Direktur SSI Ikrama Masloman mengatakan ruang diskusi mengenai isu tersebut didominasi media sosial dengan porsi 90,6 persen, sedangkan media online menyumbang 9,4 persen.
Dari sisi sikap publik, kelompok yang mendukung mencapai 43,6 persen, sementara kelompok kontra berada di angka 18 persen. Sisanya merupakan percakapan bernada netral.
Blusukan Jokowi Jadi Pemicu Perbincangan
Menurut Ikrama, meningkatnya percakapan publik dipicu pernyataan Jokowi dalam Rakernas PSI di Makassar serta informasi mengenai rencana safari politik yang disampaikan sejumlah tokoh PSI dan relawan Projo.
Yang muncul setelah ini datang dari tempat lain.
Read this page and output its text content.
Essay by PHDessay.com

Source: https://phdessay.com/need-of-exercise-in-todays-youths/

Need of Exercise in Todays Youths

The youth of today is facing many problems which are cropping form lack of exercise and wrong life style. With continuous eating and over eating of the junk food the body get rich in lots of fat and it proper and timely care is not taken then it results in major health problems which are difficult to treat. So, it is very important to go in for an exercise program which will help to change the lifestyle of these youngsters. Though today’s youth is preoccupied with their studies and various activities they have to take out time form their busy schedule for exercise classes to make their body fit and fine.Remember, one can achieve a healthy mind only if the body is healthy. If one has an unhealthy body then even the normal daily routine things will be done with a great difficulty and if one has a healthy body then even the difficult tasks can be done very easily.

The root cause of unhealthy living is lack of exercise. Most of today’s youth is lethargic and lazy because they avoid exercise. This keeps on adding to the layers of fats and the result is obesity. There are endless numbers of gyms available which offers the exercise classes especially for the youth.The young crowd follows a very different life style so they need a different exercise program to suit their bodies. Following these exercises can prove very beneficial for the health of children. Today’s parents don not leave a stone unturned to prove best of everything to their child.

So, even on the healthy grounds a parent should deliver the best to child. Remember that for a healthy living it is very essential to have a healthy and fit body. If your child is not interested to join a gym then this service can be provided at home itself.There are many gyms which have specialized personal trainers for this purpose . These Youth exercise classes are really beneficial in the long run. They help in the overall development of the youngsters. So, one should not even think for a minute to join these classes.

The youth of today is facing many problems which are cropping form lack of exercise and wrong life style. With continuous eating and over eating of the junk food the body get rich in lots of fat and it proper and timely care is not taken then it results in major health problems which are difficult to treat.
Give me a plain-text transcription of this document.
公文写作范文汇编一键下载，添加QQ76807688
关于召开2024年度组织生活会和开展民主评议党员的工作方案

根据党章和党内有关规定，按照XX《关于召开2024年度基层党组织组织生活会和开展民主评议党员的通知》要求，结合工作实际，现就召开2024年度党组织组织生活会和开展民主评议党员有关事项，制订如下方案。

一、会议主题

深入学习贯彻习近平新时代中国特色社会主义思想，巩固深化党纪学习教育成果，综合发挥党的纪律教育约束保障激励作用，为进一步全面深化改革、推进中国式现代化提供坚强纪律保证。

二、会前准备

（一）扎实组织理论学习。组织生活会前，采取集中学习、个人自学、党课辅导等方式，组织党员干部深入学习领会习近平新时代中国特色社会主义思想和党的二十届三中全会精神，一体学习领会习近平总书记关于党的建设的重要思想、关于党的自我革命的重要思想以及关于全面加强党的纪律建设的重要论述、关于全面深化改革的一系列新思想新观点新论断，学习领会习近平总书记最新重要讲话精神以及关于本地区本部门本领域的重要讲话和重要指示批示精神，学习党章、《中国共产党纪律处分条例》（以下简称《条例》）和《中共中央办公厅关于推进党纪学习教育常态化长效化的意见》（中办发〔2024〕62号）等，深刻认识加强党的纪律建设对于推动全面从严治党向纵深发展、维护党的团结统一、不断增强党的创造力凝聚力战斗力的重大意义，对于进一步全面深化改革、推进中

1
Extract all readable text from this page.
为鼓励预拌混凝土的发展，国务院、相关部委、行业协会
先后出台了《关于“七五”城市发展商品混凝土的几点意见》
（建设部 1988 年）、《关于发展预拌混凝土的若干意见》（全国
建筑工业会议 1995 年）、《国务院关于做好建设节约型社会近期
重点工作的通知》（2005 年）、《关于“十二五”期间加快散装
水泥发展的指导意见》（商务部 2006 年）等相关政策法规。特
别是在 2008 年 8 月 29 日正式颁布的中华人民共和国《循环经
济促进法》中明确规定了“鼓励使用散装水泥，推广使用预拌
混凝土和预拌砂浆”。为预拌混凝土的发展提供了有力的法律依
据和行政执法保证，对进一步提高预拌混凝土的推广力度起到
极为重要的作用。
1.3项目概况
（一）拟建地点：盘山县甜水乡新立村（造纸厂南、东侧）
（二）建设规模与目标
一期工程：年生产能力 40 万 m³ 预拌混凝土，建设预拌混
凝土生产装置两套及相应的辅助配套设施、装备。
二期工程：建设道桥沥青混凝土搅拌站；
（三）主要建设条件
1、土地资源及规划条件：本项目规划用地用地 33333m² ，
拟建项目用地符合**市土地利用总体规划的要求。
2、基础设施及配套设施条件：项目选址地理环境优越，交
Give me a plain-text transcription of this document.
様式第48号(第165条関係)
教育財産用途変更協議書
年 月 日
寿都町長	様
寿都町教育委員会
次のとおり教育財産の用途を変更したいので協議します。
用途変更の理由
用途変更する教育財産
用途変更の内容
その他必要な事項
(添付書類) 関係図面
Perhatian publik semakin besar setelah muncul agenda blusukan yang dijadwalkan berlangsung pada 26-28 Juni 2026 di Lampung, Nusa Tenggara Timur (NTT), dan Jawa Barat, khususnya Cirebon.
Agenda tersebut disebut sebagai titik awal kunjungan ke 38 provinsi di Indonesia, sehingga memunculkan beragam spekulasi mengenai tujuan politik di balik langkah tersebut.
Sentimen Positif Dominan
SSI mencatat sentimen positif publik paling banyak muncul pada aspek personalitas dan gaya kepemimpinan Jokowi. Kata kunci seperti "blusukan", "keliling daerah", dan "kepemimpinan" memperoleh tingkat sentimen positif di atas 70 persen.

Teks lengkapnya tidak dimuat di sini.